2. Diese allgemeinen Geschäftsbedingungen kommen auch zur Anwendung bei der Durchführung von Veranstaltungen – beispielweise Hochzeiten, Geburtstagen, Konferenzen, Ausstellungen, Seminaren, Tagungen und Banketten –, Besuchen des Restaurants sowie von Dienstleistungen im Rahmen des Strandverkaufs.  Sie gelten auch für das Catering, die Herstellung von Speisen und Getränken, die Bereitstellung von Personal sowie die mietweise Überlassung von Veranstaltungsequipment am Veranstaltungsort sowie für alle in diesem Zusammenhang für Kunden erbrachten weiteren Lieferungen und Leistungen der „Sturmhaube“.

3. Allgemeine Geschäftsbedingungen von Kunden finden nur Anwendung, wenn dies vorher ausdrücklich schriftlich mit der „Sturmhaube“ vereinbart wurde.

4. Der Abschluss eines Vertrags mit der „Sturmhaube“ kommt durch die Annahme des Antrages des Kunden durch die „Sturmhaube“ zustande. Der „Sturmhaube“ steht es frei, den Vertragsabschluss noch einmal schriftlich zu bestätigen.

5. Sofern ein Dritter stellvertretend für einen Kunden eine Bestellung vornimmt, haftet er zusammen mit dem Kunden gegenüber der „Sturmhaube“ als Gesamtschuldner für alle Verpflichtungen aus dem Vertragsabschluss, sofern der „Sturmhaube“ eine entsprechende Erklärung des Dritten vorliegt.

6. Der vollständige Name des Unternehmens ist „Sturmhaube Sylt GmbH & Co. KG“. Kunden haben bei Angaben zum Veranstaltungsort die korrekte Namensführung zu beachten. Bild-, Foto- und Filmmaterial sowie das Logo der „Sturmhaube“ sind urheberrechtlich geschützt. Eine Nutzung ist nur nach vorheriger schriftlicher Zustimmung durch die „Sturmhaube“ gestattet.

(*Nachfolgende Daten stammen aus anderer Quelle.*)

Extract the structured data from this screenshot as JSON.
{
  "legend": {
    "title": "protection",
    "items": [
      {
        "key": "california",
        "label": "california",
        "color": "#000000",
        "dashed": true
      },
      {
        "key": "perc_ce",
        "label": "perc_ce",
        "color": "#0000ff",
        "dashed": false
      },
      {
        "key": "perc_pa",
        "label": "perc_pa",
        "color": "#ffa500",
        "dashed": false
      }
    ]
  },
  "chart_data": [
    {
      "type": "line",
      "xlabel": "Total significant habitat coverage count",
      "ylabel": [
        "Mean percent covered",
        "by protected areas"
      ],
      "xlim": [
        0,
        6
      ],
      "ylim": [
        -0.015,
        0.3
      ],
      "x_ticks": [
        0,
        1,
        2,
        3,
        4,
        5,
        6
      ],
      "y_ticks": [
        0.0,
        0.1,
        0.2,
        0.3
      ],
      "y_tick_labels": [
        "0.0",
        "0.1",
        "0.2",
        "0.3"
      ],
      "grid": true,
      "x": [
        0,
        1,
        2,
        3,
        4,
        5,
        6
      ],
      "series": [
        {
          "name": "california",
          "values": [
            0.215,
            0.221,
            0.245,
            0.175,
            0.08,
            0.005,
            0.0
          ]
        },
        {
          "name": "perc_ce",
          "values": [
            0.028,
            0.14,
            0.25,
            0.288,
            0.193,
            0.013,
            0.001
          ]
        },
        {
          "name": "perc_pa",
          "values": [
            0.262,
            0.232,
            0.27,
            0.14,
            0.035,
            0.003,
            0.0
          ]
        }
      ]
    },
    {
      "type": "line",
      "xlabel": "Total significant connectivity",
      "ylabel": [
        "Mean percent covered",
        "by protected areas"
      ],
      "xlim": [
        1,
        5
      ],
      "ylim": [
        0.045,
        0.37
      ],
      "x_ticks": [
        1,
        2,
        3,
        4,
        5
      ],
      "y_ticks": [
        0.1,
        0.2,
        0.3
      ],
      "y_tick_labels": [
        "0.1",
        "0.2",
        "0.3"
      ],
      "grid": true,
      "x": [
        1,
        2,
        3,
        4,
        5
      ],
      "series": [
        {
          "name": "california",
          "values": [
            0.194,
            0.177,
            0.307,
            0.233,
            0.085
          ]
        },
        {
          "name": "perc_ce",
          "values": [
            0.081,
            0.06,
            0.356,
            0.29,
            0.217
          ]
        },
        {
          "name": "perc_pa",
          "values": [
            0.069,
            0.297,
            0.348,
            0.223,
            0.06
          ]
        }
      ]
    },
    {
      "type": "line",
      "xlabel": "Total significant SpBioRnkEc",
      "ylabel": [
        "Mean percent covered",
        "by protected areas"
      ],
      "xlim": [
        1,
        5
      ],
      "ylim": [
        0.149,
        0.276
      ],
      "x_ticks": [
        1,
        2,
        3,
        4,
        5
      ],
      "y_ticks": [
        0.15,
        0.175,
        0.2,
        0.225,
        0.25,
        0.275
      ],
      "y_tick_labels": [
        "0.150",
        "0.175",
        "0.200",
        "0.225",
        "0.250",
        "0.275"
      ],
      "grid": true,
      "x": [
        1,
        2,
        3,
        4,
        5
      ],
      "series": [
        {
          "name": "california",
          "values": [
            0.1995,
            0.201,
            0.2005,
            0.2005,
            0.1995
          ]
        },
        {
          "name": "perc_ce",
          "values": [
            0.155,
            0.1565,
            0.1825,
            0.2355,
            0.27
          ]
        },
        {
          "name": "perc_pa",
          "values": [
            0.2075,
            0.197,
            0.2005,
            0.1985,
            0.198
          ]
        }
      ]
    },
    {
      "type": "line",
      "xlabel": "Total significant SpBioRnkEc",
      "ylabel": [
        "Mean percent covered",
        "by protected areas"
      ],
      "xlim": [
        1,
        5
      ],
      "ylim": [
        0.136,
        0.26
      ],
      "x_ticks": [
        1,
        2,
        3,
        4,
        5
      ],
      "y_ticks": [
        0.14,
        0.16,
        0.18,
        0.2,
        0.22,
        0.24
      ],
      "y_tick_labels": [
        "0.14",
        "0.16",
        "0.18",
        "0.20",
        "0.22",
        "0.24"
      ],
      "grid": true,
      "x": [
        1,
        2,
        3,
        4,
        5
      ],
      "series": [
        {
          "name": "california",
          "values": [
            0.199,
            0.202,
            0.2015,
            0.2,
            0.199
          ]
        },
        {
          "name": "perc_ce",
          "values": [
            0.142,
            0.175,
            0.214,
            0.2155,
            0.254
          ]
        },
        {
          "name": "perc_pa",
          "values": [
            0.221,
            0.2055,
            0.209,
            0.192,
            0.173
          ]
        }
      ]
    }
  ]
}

II. Geltungsbereich, Vertragsschluss

1. Die „Sturmhaube“ verpflichtet sich, die von einem Kunden gebuchten Zimmer bereitzuhalten und die vereinbarten Leistungen zu erbringen. Der Kunde ist im Gegenzug verpflichtet, die für die Zimmerüberlassung und die von ihm in Anspruch genommenen weiteren Leistungen die mit der „Sturmhaube“ vereinbarten Preise zu bezahlen. Entsprechendes gilt für die Durchführung von Veranstaltungen.

2. Dies gilt auch für von einem Kunden veranlasste Leistungen und Auslagen der „Sturmhaube“ an Dritte, soweit nicht ein direkter Vertrag zwischen dem Kunden und dem Dritten geschlossen wird.

3. Die vereinbarten Preise schließen die jeweilige gesetzliche Umsatzsteuer zur Zeit des Vertragsabschlusses mit ein. Erhöht oder ermäßigt sich während der Vertragslaufzeit die gesetzliche Umsatzsteuer, verändert sich das Entgelt für die in Anspruch genommene Leistung entsprechend.

III. Zahlungsmodalitäten, Aufrechnung

1. Von der „Sturmhaube“ ausgestellte Rechnungen ohne Fälligkeitsdatum sind ohne Abzug sofort fällig und zahlbar. „Sturmhaube“ kann jederzeit zu Gunsten des Kunden ein davon abweichendes Fälligkeitsdatum bestimmen.

2. „Sturmhaube“ ist berechtigt, bei Vertragsschluss vom Kunden eine angemessene Vorauszahlung/Anzahlung oder eine Sicherheitsleistung in Form einer Kreditkartengarantie zu verlangen. Die Höhe der Vorauszahlung und die Zahlungstermine können im Vertrag schriftlich vereinbart werden.

3. Bei einer nachträglichen Erweiterung des Vertragsumfangs hat „Sturmhaube“ das Recht vor Beginn eines Hotelaufenthaltes oder Durchführung einer Veranstaltung die ursprünglich vereinbarte Vorauszahlung oder Sicherheitsleistung entsprechend zu erhöhen.

4. Ist es in der Vergangenheit zu einem Zahlungsrückstand des Kunden gekommen, so ist „Sturmhaube“ berechtigt die vereinbarte Vergütung in voller Höhe als Vorauszahlung/Anzahlung oder Sicherheitsleistung in Form einer Kreditkartengarantie vom Kunden einzufordern.

5. Ein Kunde kann nur mit unstreitigen oder rechtskräftig festgestellten Forderungen oder mit Ansprüchen auf Schadensersatz wegen Nichterfüllung oder Aufwendungsersatz infolge eines anfänglichen oder nachträglichen Mangels, für den „Sturmhaube“ infolge Vorsatz oder grober Fahrlässigkeit einzustehen hat, gegenüber Forderungen der „Sturmhaube“ aufrechnen oder ein Zurückbehaltungsrecht ausüben. Das Recht des Kunden, die Rückforderung von Überzahlungen oder anderweitige Forderungen gegen „Sturmhaube“ außergerichtlich oder gerichtlich geltend zu machen, bleibt hiervon unberührt.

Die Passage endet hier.